“After making sure that he had entirely gone in and, figuratively speaking, closed the door after him, I took his measurements from observations on certain stone projections he had passed. He was not less than sixteen and a half feet long. Deciding that I had had quite enough adventure for one morning, I bade the spot adieu and went home to lunch.”


CHAPTER VII
THE SACRED WELL

YUCATAN has a peculiar geological structure. The soil is usually very thin, and beneath it is porous limestone rock. Owing to the thinness of the soil, vegetation, prolific as it is, does not grow high and the few large trees grow only where the bed-rock has in some way been broken, thus providing depth of soil for the roots.

The limestone foundation is of minute sea-shells, for it was all once sea-bottom; and this porous rock is very subject to erosion, so that the whole peninsula is honeycombed with subterranean streams and channels and caves, while every here and there are natural wells, or cenotes. Some, like the two greater wells at Chi-chen Itza, are very wide and deep; others are tiny. Nowhere is the elevation above sea-level great, and many of these natural wells extend down to sea-level and are fed by seepage from the sea. Others, of course, are partly fed by surface drainage and nearly all provide an inexhaustible supply of water. Indeed, I believe that it would be practically impossible to provide any pumping equipment which would drain the huge Sacred Well.

In the case of nearly all these wells, except those very close to the sea-coast, the water does not contain salt or minerals evident to the taste, as the limestone rock is a perfect filter. The water, however, as might be expected in this tropical setting, is fairly alive with animalcula. One soon becomes accustomed to such fleshy nourishment in his beverage and ceases to find it unpleasant.

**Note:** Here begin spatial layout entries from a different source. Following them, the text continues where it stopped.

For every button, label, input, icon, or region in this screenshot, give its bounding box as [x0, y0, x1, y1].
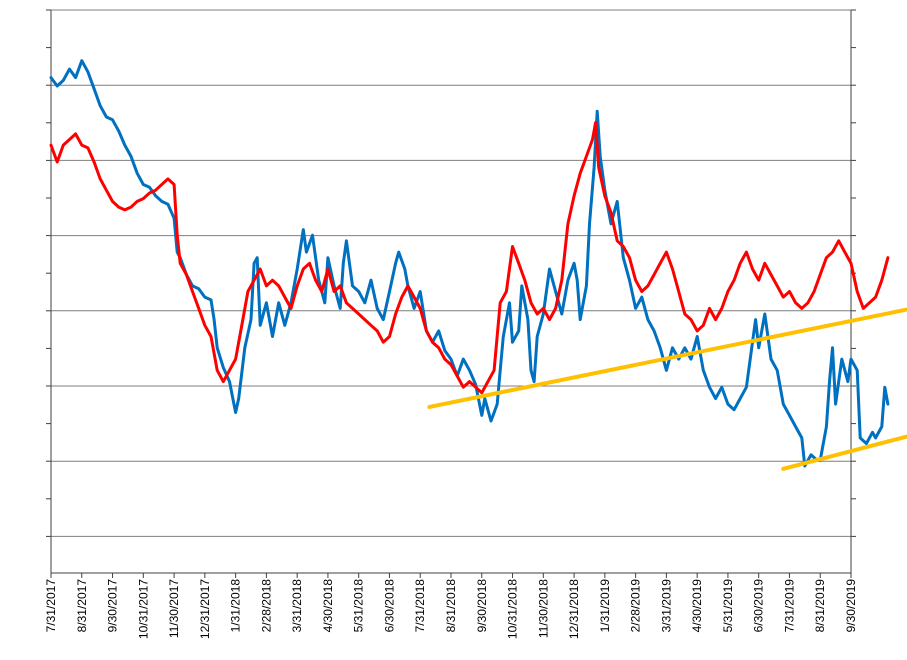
x-tick-label: 2/28/2019 — [629, 579, 643, 633]
x-tick-label: 7/31/2017 — [44, 579, 58, 633]
series-line-blue — [49, 59, 890, 468]
x-tick-label: 8/31/2018 — [444, 579, 458, 633]
x-tick-label: 5/31/2018 — [352, 579, 366, 633]
x-tick-label: 6/30/2018 — [382, 579, 396, 633]
x-tick-label: 3/31/2019 — [659, 579, 673, 633]
x-tick-label: 3/31/2018 — [290, 579, 304, 633]
x-tick-label: 1/31/2019 — [598, 579, 612, 633]
x-tick-labels: 7/31/2017 8/31/2017 9/30/2017 10/31/2017 11/… — [44, 579, 858, 639]
x-tick-label: 8/31/2019 — [813, 579, 827, 633]
x-tick-label: 12/31/2017 — [198, 579, 212, 639]
x-tick-label: 11/30/2018 — [536, 579, 550, 638]
trend-line-lower — [781, 434, 907, 471]
series-line-red — [49, 121, 890, 395]
x-tick-label: 1/31/2018 — [229, 579, 243, 633]
x-tick-label: 9/30/2017 — [106, 579, 120, 633]
x-tick-label: 2/28/2018 — [259, 579, 273, 633]
x-tick-label: 4/30/2019 — [690, 579, 704, 633]
x-tick-label: 7/31/2019 — [782, 579, 796, 633]
x-tick-label: 6/30/2019 — [752, 579, 766, 633]
x-tick-label: 12/31/2018 — [567, 579, 581, 639]
gridlines — [51, 9, 851, 537]
x-tick-label: 4/30/2018 — [321, 579, 335, 633]
x-tick-label: 5/31/2019 — [721, 579, 735, 633]
x-tick-label: 9/30/2018 — [475, 579, 489, 633]
x-tick-label: 10/31/2017 — [136, 579, 150, 639]
trend-line-upper — [427, 307, 907, 409]
x-tick-label: 11/30/2017 — [167, 579, 181, 638]
series-lines — [49, 59, 890, 468]
x-tick-label: 10/31/2018 — [506, 579, 520, 639]
x-tick-label: 9/30/2019 — [844, 579, 858, 633]
trend-lines — [427, 307, 907, 471]
axes — [46, 9, 856, 578]
x-tick-label: 7/31/2018 — [413, 579, 427, 633]
x-tick-label: 8/31/2017 — [75, 579, 89, 633]
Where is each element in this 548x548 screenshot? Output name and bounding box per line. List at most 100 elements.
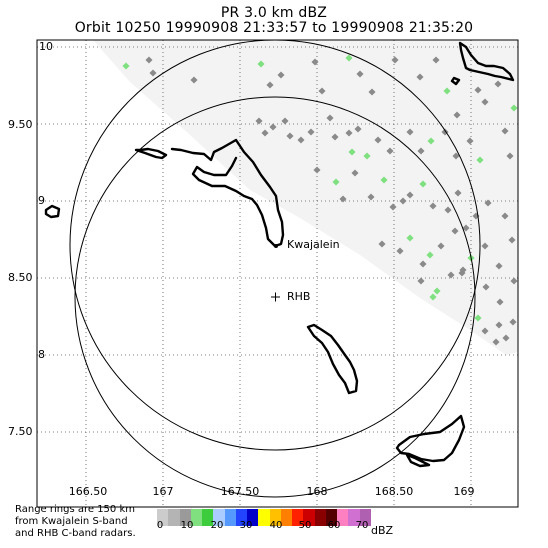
echo-pixel xyxy=(427,137,435,145)
echo-pixel xyxy=(363,152,371,160)
echo-pixel xyxy=(145,56,153,64)
lat-lon-grid xyxy=(37,40,518,507)
echo-pixel xyxy=(496,298,504,306)
echo-pixel xyxy=(345,129,353,137)
coastlines xyxy=(44,41,515,468)
echo-pixel xyxy=(508,236,516,244)
echo-pixel xyxy=(356,70,364,78)
echo-pixel xyxy=(444,206,452,214)
echo-pixel xyxy=(458,269,466,277)
echo-pixel xyxy=(281,117,289,125)
echo-pixel xyxy=(506,152,514,160)
ujae-atoll xyxy=(306,323,359,395)
echo-pixel xyxy=(432,56,440,64)
orbit-time-range: Orbit 10250 19990908 21:33:57 to 1999090… xyxy=(74,20,474,36)
echo-pixel xyxy=(389,203,397,211)
echo-pixel xyxy=(406,191,414,199)
echo-pixel xyxy=(481,98,489,106)
lat-tick-9-50: 9.50 xyxy=(8,118,33,131)
lat-tick-8: 8 xyxy=(38,348,45,361)
echo-pixel xyxy=(476,156,484,164)
echo-pixel xyxy=(297,136,305,144)
echo-pixel xyxy=(417,147,425,155)
echo-pixel xyxy=(396,247,404,255)
scale-units: dBZ xyxy=(371,524,394,537)
echo-pixel xyxy=(453,111,461,119)
echo-pixel xyxy=(501,212,509,220)
scale-label-40: 40 xyxy=(269,520,283,531)
lon-tick-166-50: 166.50 xyxy=(68,485,108,498)
echo-pixel xyxy=(339,195,347,203)
radar-echoes xyxy=(122,54,518,346)
rhb-range-ring xyxy=(74,96,476,498)
echo-pixel xyxy=(190,76,198,84)
echo-pixel xyxy=(380,176,388,184)
scale-label-30: 30 xyxy=(239,520,253,531)
scale-swatch xyxy=(190,509,203,526)
kwajalein-radar-marker xyxy=(274,244,278,248)
echo-pixel xyxy=(447,271,455,279)
scale-swatch xyxy=(168,509,180,526)
echo-pixel xyxy=(386,147,394,155)
kwajalein-range-ring xyxy=(69,40,481,451)
echo-pixel xyxy=(348,148,356,156)
scale-swatch xyxy=(235,509,248,526)
echo-pixel xyxy=(482,283,490,291)
echo-pixel xyxy=(354,125,362,133)
echo-pixel xyxy=(481,242,489,250)
scale-label-70: 70 xyxy=(355,520,369,531)
echo-pixel xyxy=(286,132,294,140)
lon-tick-168: 168 xyxy=(306,485,328,498)
echo-pixel xyxy=(331,133,339,141)
echo-pixel xyxy=(399,197,407,205)
scale-swatch xyxy=(224,509,237,526)
scale-label-50: 50 xyxy=(298,520,312,531)
echo-pixel xyxy=(509,318,517,326)
echo-pixel xyxy=(484,199,492,207)
echo-pixel xyxy=(345,54,353,62)
echo-pixel xyxy=(261,129,269,137)
lon-tick-167-50: 167.50 xyxy=(220,485,260,498)
plot-frame xyxy=(36,39,519,508)
echo-pixel xyxy=(351,169,359,177)
echo-pixel xyxy=(419,260,427,268)
lat-tick-7-50: 7.50 xyxy=(8,425,33,438)
echo-pixel xyxy=(501,127,509,135)
echo-pixel xyxy=(149,69,157,77)
echo-pixel xyxy=(494,80,502,88)
echo-pixel xyxy=(502,334,510,342)
scale-swatch xyxy=(202,509,214,526)
echo-pixel xyxy=(368,88,376,96)
echo-pixel xyxy=(277,71,285,79)
echo-pixel xyxy=(481,327,489,335)
scale-swatch xyxy=(303,509,316,526)
echo-pixel xyxy=(311,58,319,66)
kwajalein-atoll xyxy=(134,138,285,248)
scale-label-60: 60 xyxy=(327,520,341,531)
echo-pixel xyxy=(406,128,414,136)
scale-swatch xyxy=(348,509,361,526)
echo-pixel xyxy=(257,60,265,68)
scale-swatch xyxy=(359,509,372,526)
echo-pixel xyxy=(429,293,437,301)
lon-tick-167: 167 xyxy=(152,485,174,498)
rhb-label: RHB xyxy=(287,290,311,303)
echo-pixel xyxy=(510,277,518,285)
scale-swatch xyxy=(269,509,282,526)
echo-pixel xyxy=(454,189,462,197)
scale-swatch xyxy=(157,509,169,526)
echo-pixel xyxy=(495,321,503,329)
echo-pixel xyxy=(419,180,427,188)
echo-pixel xyxy=(474,314,482,322)
footnote-line-3: and RHB C-band radars. xyxy=(15,528,136,539)
echo-pixel xyxy=(474,86,482,94)
echo-pixel xyxy=(406,234,414,242)
echo-pixel xyxy=(255,117,263,125)
map-title: PR 3.0 km dBZ xyxy=(220,5,328,21)
lat-tick-9: 9 xyxy=(38,194,45,207)
echo-pixel xyxy=(492,338,500,346)
echo-pixel xyxy=(426,251,434,259)
scale-swatch xyxy=(258,509,271,526)
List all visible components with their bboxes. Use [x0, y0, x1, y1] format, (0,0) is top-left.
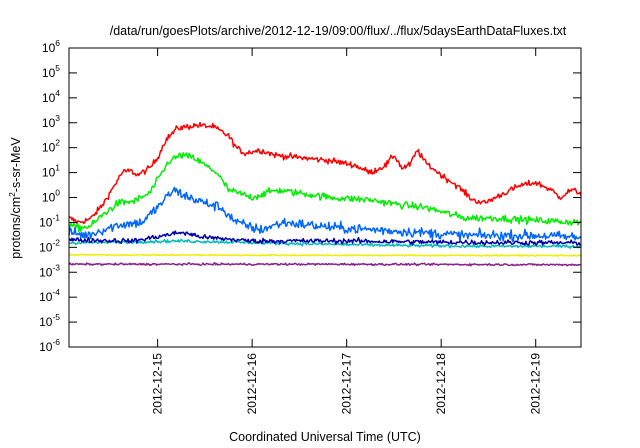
x-tick-label: 2012-12-17 [340, 353, 354, 415]
y-tick-label: 106 [42, 38, 60, 55]
x-tick-label: 2012-12-15 [151, 353, 165, 415]
x-tick-label: 2012-12-18 [434, 353, 448, 415]
x-axis-label: Coordinated Universal Time (UTC) [229, 430, 421, 444]
y-tick-label: 101 [42, 163, 60, 180]
y-tick-label: 10-6 [39, 337, 60, 354]
y-tick-label: 10-4 [39, 287, 60, 304]
y-tick-label: 10-1 [39, 212, 60, 229]
series-line-4 [68, 230, 582, 246]
y-tick-label: 102 [42, 138, 60, 155]
series-layer [68, 121, 582, 267]
ticks-layer: 10-6 10-5 10-4 10-3 10-2 10-1 100 101 102 103 104 1… [39, 38, 581, 414]
y-tick-label: 103 [42, 113, 60, 130]
y-tick-label: 10-5 [39, 312, 60, 329]
series-line-2 [68, 186, 582, 243]
y-tick-label: 105 [42, 63, 60, 80]
y-tick-label: 104 [42, 88, 60, 105]
y-axis-label: protons/cm2-s-sr-MeV [7, 137, 23, 259]
x-tick-label: 2012-12-16 [245, 353, 259, 415]
series-line-3 [68, 238, 582, 250]
series-line-1 [68, 152, 582, 233]
x-tick-label: 2012-12-19 [529, 353, 543, 415]
y-tick-label: 10-3 [39, 262, 60, 279]
series-line-6 [68, 261, 582, 267]
chart-title: /data/run/goesPlots/archive/2012-12-19/0… [110, 24, 567, 38]
series-line-5 [68, 253, 582, 258]
y-tick-label: 100 [42, 188, 60, 205]
series-line-0 [68, 121, 582, 225]
y-tick-label: 10-2 [39, 237, 60, 254]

In the dry season the cenotes provide virtually the only water-supply, because there are almost no lakes or surface streams. Owing to the porosity of the rock, moisture sinks into the earth very rapidly and in only a little while after a heavy rain the ground is again quite dry. To-day, as in ancient times, life is dependent upon the natural wells and it is easy to see why the city of Chi-chen Itza was located as it is. On every hacienda, the manor is built adjacent to a cenote. So, too, are the villages. While cenotes are not rare, still they are not common enough to provide a convenient water-supply for the majority of the populace.

In Mérida the wealthy inhabitants have cenotes upon their grounds, providing delightful places to bathe. And around them many pretty grottos or underground chambers have been hollowed out from the rock by artificial means, where it is always cool and where the families resort in the heat of the day. Cenotes are often found in the jungle and sometimes are ideal places for hunting. Where the well has sloping walls or a reasonably good path down to the water, it is sure to be patronized by wild animals of all kinds. Many cenotes contain fish, especially catfish.

One device employed in olden times and still used to augment the water-supply is a shallow reservoir, or cistern, called a chultun (stone calabash), which fills with water in the rainy season and tides over, to a certain extent, the arid months. But it is usually a dry hole before the dry season is far advanced. These rain-cisterns are of all sizes and shapes. There are a few ruined cities, like Uxmal, which had no cenotes or other natural water-supply and which must have depended solely upon the impounded water of many chultuns.